Letters / On “What Comes Next for Jews of Color Activism?”

While we applaud Arielle Isack’s article for calling out the failures of American Jewish institutions to become truly anti-racist, the piece significantly understates both the role of Palestine solidarity in Jews of color organizing and the way that efforts to silence anti-Zionist ideas have impeded anti-racist work in Jewish spaces. The references to Palestine in the piece—including one to a non-Jewish group (the Movement for Black Lives) expressing solidarity with Palestine, and another to a group of Jews of color (the Black Jewish Liberation Collective) that has taken no position on Palestine—suggest that the landscape includes no Jews of color who are organizing in solidarity with Palestinians. In reality, this work has been going on for years.
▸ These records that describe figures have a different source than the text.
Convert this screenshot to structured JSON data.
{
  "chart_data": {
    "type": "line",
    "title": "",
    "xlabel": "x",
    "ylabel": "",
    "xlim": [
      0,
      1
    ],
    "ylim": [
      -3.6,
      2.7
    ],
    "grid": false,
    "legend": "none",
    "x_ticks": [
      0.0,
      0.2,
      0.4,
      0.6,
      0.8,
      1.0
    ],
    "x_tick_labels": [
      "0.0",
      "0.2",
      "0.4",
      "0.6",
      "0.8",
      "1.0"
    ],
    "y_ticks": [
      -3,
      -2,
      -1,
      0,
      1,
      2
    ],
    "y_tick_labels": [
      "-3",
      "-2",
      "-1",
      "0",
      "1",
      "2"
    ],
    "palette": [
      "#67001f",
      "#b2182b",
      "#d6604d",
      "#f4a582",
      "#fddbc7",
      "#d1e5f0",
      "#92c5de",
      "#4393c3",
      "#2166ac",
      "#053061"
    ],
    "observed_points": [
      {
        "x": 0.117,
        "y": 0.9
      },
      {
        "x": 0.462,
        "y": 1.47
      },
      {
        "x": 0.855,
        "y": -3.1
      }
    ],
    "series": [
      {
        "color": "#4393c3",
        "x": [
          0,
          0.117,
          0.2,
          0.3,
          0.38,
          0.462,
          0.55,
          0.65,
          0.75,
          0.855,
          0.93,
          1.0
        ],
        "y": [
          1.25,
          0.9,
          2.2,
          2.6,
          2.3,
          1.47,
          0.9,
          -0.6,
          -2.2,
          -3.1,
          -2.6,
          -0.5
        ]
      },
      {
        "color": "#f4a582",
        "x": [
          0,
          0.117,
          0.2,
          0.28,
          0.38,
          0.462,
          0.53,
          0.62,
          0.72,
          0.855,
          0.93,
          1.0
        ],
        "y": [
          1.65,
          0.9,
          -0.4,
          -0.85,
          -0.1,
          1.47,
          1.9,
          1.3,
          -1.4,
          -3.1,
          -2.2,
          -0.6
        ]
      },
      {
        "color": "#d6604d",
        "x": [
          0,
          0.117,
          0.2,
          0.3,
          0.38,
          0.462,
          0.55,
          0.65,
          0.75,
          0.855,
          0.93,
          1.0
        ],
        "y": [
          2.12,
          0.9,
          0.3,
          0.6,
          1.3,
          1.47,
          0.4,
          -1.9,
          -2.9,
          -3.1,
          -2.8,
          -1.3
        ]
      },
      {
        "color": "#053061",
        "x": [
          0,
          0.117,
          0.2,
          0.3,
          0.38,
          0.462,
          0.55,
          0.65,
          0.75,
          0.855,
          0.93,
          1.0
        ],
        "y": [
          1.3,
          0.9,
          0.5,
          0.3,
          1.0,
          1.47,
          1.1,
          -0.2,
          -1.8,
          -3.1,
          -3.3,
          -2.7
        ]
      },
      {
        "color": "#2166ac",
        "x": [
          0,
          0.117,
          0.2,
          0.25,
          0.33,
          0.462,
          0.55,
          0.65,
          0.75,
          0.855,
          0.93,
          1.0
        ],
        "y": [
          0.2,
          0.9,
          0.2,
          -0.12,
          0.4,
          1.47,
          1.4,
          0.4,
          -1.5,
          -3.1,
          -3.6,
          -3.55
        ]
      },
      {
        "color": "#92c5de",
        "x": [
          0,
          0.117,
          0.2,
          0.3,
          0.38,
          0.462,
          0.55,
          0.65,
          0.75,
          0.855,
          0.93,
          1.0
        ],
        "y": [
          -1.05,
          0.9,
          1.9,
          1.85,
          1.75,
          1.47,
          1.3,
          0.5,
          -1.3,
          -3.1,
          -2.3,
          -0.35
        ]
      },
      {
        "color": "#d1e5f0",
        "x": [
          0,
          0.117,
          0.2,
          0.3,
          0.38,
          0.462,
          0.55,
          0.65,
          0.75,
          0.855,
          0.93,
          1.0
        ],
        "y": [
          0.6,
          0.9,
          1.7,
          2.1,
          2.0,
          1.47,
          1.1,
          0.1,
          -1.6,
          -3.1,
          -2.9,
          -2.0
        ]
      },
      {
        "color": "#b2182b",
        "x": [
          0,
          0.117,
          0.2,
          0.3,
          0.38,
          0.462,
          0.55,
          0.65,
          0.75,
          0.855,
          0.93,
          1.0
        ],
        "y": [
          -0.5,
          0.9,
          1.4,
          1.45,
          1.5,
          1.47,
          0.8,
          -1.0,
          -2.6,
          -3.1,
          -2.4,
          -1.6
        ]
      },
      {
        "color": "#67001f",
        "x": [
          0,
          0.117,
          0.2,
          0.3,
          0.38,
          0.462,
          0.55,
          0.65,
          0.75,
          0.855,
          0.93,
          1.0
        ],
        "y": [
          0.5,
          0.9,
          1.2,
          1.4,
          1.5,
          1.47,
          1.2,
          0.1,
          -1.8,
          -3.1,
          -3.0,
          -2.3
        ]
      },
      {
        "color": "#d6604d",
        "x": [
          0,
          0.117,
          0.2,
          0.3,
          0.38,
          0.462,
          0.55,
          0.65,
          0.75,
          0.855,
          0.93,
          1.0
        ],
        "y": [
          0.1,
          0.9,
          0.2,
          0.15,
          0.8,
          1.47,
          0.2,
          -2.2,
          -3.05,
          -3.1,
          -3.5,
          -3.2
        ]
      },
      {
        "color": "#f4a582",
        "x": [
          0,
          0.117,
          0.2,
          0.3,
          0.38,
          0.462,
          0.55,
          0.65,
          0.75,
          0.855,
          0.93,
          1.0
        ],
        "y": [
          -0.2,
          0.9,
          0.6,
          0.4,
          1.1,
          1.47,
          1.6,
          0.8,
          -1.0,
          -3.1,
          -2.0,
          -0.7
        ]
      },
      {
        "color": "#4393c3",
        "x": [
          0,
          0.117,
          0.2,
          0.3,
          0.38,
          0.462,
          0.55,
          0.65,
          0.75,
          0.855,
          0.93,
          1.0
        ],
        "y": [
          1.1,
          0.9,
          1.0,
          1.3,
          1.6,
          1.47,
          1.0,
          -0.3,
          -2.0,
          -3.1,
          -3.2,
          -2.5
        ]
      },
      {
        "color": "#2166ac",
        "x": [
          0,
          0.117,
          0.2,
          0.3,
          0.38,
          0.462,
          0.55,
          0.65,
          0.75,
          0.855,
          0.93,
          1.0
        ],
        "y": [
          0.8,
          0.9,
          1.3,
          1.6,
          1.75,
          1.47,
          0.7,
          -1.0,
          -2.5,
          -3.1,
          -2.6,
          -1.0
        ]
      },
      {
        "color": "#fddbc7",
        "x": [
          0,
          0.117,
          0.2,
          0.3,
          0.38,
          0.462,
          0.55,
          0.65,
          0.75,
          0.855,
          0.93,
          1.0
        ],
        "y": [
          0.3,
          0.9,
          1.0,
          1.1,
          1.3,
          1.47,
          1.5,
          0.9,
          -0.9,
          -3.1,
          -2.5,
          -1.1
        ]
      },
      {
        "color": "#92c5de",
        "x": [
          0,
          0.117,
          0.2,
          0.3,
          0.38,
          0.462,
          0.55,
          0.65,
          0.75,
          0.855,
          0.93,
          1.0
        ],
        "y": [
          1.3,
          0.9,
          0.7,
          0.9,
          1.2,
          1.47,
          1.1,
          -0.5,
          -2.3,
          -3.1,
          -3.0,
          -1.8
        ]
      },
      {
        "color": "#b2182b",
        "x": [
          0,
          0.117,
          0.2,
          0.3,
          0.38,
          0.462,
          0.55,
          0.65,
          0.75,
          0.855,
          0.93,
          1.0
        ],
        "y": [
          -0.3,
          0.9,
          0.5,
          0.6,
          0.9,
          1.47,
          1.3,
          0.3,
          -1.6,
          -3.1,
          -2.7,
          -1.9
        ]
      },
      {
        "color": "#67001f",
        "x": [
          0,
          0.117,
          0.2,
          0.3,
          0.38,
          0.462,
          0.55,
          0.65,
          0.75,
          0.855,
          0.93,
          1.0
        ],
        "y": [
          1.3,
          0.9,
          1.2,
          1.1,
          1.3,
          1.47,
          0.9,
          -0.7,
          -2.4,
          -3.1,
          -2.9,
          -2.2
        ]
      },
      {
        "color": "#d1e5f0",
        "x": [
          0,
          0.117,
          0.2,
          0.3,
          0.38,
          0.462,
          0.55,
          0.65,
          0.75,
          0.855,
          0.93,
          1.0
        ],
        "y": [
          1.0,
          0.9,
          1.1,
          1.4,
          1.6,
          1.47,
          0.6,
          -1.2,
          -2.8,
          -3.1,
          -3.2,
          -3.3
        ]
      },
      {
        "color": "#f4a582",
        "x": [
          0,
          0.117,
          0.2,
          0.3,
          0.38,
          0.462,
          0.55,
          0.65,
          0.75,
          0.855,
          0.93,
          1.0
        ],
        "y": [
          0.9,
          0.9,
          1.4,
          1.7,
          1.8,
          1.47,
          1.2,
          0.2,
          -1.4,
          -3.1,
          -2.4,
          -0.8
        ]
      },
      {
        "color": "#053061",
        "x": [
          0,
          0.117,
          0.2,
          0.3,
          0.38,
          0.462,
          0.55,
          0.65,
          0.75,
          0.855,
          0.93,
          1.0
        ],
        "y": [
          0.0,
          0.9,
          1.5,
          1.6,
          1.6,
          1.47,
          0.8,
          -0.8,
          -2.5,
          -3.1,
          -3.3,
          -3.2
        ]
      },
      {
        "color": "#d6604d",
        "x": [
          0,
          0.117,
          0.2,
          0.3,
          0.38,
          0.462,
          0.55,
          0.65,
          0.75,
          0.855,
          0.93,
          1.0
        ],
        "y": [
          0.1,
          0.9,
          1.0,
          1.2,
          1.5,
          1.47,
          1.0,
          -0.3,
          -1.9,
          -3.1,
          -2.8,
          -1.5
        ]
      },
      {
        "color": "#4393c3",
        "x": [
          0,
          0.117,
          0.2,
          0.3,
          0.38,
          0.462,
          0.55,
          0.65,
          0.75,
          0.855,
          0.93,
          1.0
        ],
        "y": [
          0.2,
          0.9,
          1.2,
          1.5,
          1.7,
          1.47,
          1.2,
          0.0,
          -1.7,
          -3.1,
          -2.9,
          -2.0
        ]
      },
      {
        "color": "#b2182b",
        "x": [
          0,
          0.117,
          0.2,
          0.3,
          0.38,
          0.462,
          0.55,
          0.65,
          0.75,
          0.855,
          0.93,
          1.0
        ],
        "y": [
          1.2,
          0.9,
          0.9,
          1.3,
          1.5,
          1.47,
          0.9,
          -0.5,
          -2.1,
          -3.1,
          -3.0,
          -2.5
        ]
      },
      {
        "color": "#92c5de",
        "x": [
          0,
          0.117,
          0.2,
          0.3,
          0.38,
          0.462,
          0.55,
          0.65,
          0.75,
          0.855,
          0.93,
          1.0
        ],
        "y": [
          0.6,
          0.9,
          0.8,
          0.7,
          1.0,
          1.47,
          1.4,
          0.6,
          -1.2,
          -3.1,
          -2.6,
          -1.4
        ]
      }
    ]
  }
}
We are members of one of the groups that has been doing this work, the anti-Zionist organization Jewish Voice for Peace (JVP), which was left out of the article. Jews of color have been in leadership at JVP since its early days in the late 1990s, but it took the formation of a member-led Jews of Color and Sephardi and Mizrahi Jews (JOCSM) caucus in 2015 to demand accountability from an organization that had worked to hone its anti-racism with respect to Palestinians, but had yet to reckon with its practices regarding JOCSM. In 2019, a staff-managed entity within JVP called the BIJOCSM Network took the place of the caucus. The Network added “Black and Indigenous” to the acronym JOCSM—which the caucus originally coined—in recognition of the fact that we are struggling under three parallel systems: global white supremacy, Ashkenormativity in Jewish institutions, and Jewish supremacy in Palestine/Israel.

BIJOCSM JVP members have been instrumental in planting the seeds of Jews of color work across the US, but our contributions have often been unrecognized and excluded due to our politics on Palestine. The erasure of our work has made it harder for us to join coalitions and access financial resources that could help us cultivate our BIJOCSM community. Such redlining, ongoing to this day, hinders our non-Zionist and anti-Zionist BIJOCSM siblings from finding safety, recognition, and inclusion in Jewish spaces. It also attempts to pit us against Palestinian communities by making the creation of BIJOCSM spaces seem contingent on keeping silent about Zionism. Writing about Jews of color organizing while omitting our longtime work effectively collaborates in our erasure from this landscape.

Over the past eight years, we have celebrated Mizrahi and Sephardi culture and resistance, and have given minoritized Jewish voices and Black and Palestinian comrades a platform to express their unique and undervalued perspectives. We organized a letter by Latinx Jews calling on the Trump administration to close the camps where immigrants are detained on the southern border, spoke up in defense of a Palestine-inclusive Ethnic Studies curriculum in California, led a celebrated “Black Lens on Palestine” webinar, and supported local, national, and global Sephardi/Mizrahi cultural work, among other initiatives. We have expressed solidarity with non-Jewish African refugees in Israel threatened with deportation—an ethnocratic policy that parallels the denial of the Palestinian right of return—and opposed the use of Blackface in Jewish communities. We have also defended the Movement for Black Lives against false accusations of antisemitism aimed at silencing their support of Palestine. Particularly relevant to Isack’s article, we have also organized for years against the Anti-Defamation League’s regressive stance on Palestine, calling out its attacks on anti-Zionists and Palestine solidarity activists—particularly activists of color—and drawing attention to its collaboration with racist policing initiatives in the US and Palestine/Israel. Although Isack touches on the ADL’s failures in the realm of anti-racism work, her article does not engage the urgently related issue of the organization’s Palestine politics.

The story of Jews of color organizing is incomplete without our voices, especially when told in a way that does not address the place of Palestine/Israel in the Jewish community’s grappling with anti-racism.

Shirly Bahar
New York, NY

Danny Bryck
New York, NY

Sydney Levy
Oakland, CA


The letter writers are BIJOCSM JVP members as well as present or former JVP staff members.